A Cluster System to Achieve Scalability and High-Availability with Low TCO

The authors describe a commercialized version of the Linux Virtual Server.
Product

The minimum configuration of our product consists of five machines: 1) one central management station (EMS), 2) two load balancers (EDS) and 3) two web servers (EPS). Figure 2 describes one of the four network topologies supported by our product, although the EMS station is not shown in the figure. When a web farm is created, it often must be integrated into an existing overall network structure of a data center, including the assignment of IP addresses. Consequently, the configuration of the web farm should be flexible to accommodate the pre-existing environment. Other possible configurations include one router with either a private or public address on one of the router interfaces.

Figure 2. Our Network Architecture: VIP is a Virtual IP Address Shared by All the Machines in the Cluster

Note that the IP addresses and the MAC addresses shown in the figure are only for illustration. When a client machine (203.116.20.20) sends an HTTP request to the virtual server at its VIP (203.118.100.80), the load balancer intercepts the request. The virtual IP address (shared by all the clustered machines) is configured with the loopback interface for each web server and the eth0 interface for the load balancer. The loopback interface of each web server is configured not to reply to an ARP request for the virtual address. This is why the load balancer is the only one that receives the request packet. Once received, the load balancer decides which web server should service the request based on the preset algorithm ( e.g., round-robin and least connection). Let us assume that the Real Server 1 was chosen. The load balancer replaces the packet's MAC address (that of the load balancer) with the MAC address of Real Server 1 and pushes the packet onto the 192.168.2 subnet. When Real Server 1 receives the packet, it takes the packet for processing because its loopback interface is the destination IP address. The return packet then takes the VIP as the source address and is sent back to the client directly without going through the load balancer.

Moreover, because of the direct-routing option of LVS, the load balancer does not get involved in the transmission of the reply packet from the web server that processed the request. After Real Server 1 receives and processes the packet, the reply packet is sent directly back to the client via router 2. The load balancer acts as a Layer 4 switch, and switching is done in the kernel space rather than in the user space, minimizing the switching overhead. With these two design decisions, the performance should scale almost linearly as more web servers are added.

LVS is available open source. We have added a group of features, called the "operational aid", to LVS to enhance the ease of management and increase availability. We call this enhanced version of LVS a Single Virtual Machine (SVM). SVM makes it possible to manage multiple machines as if they were one single machine. Therefore, SVM = LVS + Coda + operational aid.
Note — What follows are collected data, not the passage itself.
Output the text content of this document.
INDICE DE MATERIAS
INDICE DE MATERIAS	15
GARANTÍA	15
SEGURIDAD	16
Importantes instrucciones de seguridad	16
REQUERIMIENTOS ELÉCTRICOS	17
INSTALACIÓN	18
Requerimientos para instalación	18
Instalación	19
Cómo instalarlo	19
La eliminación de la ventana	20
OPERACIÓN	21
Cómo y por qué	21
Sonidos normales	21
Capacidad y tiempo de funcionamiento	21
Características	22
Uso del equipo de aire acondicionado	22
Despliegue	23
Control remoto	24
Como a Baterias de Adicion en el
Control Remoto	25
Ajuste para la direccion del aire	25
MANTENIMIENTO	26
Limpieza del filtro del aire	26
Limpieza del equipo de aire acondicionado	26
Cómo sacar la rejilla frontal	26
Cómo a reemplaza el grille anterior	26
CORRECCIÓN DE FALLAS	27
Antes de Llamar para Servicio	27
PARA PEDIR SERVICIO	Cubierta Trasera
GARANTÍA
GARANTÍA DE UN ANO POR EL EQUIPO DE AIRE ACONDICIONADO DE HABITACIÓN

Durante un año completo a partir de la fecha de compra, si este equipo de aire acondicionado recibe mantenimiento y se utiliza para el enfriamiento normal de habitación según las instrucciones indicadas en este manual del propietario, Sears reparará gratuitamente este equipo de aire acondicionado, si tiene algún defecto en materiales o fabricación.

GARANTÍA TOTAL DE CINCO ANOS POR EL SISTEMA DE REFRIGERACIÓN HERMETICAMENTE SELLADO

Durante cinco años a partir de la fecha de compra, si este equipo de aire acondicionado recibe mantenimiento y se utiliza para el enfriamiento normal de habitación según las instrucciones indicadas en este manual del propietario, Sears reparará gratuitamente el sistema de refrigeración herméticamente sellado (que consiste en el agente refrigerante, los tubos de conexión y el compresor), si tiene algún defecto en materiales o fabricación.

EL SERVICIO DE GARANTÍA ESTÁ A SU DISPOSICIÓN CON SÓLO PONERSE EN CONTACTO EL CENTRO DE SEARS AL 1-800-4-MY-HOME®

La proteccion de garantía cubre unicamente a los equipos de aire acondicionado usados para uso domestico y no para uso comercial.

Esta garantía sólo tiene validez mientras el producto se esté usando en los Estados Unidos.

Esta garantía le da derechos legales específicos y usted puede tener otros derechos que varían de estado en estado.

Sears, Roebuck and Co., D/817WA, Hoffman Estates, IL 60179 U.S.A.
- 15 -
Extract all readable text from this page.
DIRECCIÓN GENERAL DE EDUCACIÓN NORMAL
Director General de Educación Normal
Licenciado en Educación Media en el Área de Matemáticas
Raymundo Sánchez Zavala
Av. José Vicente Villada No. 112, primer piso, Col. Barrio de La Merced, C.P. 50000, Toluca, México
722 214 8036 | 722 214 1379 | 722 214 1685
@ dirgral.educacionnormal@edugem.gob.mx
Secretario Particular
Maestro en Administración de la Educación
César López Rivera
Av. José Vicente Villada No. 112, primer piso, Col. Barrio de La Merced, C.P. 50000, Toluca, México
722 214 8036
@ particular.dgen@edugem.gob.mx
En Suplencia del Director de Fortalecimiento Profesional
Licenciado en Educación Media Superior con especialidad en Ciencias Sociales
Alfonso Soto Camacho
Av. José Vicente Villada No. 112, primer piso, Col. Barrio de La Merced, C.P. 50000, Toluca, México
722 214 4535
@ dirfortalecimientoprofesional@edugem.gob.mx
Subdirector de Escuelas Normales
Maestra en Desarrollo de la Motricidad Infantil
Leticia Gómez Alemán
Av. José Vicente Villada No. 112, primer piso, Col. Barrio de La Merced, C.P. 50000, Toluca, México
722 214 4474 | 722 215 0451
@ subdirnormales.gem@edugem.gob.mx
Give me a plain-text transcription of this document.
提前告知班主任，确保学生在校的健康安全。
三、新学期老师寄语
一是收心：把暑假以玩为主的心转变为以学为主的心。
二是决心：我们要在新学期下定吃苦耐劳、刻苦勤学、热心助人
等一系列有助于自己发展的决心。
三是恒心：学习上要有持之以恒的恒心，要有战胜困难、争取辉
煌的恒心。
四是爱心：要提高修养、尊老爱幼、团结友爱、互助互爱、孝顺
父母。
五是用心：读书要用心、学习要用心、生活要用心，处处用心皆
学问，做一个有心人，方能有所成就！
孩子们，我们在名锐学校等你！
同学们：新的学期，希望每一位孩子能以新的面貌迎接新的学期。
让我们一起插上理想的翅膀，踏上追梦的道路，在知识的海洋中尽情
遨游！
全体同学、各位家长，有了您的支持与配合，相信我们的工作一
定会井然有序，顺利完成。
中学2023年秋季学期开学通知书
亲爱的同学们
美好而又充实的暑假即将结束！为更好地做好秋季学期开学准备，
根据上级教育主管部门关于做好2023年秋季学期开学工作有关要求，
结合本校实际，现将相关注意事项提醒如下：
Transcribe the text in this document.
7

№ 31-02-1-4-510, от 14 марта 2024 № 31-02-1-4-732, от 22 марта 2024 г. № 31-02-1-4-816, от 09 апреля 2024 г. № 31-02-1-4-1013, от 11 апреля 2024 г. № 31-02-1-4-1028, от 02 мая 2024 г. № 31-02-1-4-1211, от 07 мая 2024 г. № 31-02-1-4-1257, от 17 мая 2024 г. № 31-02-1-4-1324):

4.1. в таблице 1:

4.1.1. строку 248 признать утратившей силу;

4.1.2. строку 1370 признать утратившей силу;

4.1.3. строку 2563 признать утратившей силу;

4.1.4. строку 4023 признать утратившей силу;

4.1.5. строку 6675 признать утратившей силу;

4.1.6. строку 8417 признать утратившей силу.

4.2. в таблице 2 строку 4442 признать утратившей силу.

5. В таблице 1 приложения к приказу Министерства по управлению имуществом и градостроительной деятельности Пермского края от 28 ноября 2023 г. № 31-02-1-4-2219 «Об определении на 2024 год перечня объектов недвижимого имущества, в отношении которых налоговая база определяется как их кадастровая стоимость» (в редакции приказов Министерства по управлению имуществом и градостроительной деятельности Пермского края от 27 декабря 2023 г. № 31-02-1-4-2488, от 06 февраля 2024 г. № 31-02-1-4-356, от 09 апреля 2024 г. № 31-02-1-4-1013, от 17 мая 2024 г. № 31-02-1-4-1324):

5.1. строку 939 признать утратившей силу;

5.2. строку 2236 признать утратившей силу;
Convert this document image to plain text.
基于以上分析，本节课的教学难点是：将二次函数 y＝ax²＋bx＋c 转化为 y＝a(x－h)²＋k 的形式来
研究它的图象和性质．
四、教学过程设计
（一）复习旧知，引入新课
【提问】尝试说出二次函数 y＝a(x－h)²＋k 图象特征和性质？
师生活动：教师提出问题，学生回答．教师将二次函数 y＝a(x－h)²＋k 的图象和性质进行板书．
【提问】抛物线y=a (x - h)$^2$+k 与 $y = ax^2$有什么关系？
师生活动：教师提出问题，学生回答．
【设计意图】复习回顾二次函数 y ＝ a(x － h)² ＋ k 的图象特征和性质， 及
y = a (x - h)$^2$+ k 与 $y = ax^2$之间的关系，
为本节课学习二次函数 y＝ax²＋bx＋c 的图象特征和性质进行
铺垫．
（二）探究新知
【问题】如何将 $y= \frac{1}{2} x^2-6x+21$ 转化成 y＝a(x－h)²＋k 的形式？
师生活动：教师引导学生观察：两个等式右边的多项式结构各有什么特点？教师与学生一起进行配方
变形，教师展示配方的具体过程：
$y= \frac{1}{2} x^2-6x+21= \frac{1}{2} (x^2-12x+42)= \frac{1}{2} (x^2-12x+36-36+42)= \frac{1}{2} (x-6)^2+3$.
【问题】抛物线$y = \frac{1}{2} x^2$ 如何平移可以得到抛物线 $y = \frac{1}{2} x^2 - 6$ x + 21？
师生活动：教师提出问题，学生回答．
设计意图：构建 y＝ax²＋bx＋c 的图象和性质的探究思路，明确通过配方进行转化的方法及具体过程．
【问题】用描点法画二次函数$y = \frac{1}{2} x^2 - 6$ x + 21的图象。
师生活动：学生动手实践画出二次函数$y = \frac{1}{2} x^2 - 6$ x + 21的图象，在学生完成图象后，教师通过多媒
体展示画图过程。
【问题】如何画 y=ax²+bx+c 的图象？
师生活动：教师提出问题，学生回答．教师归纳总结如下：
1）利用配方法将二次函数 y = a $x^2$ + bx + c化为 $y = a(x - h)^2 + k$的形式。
Let us take a look at each component of the cluster more closely. The EMS station is used to configure and monitor the cluster. Regardless of the number of machines in the cluster, this single management station provides centralized management for all the machines. The EMS contains an Apache web server, a configuration engine, a monitoring program, LDAP and FTP. The EDS unit has LVS and a web server. The EDS units come as a pair to prevent a single point of failure. The stand-by load balancer will take over if the master load balancer fails. Extra functionality was added to facilitate and provide close communications among EMS, EDS and EPS. In addition, the Coda system was integrated so that it shares the web contents across all the web servers.

In the following, each feature of the operational aid will be discussed.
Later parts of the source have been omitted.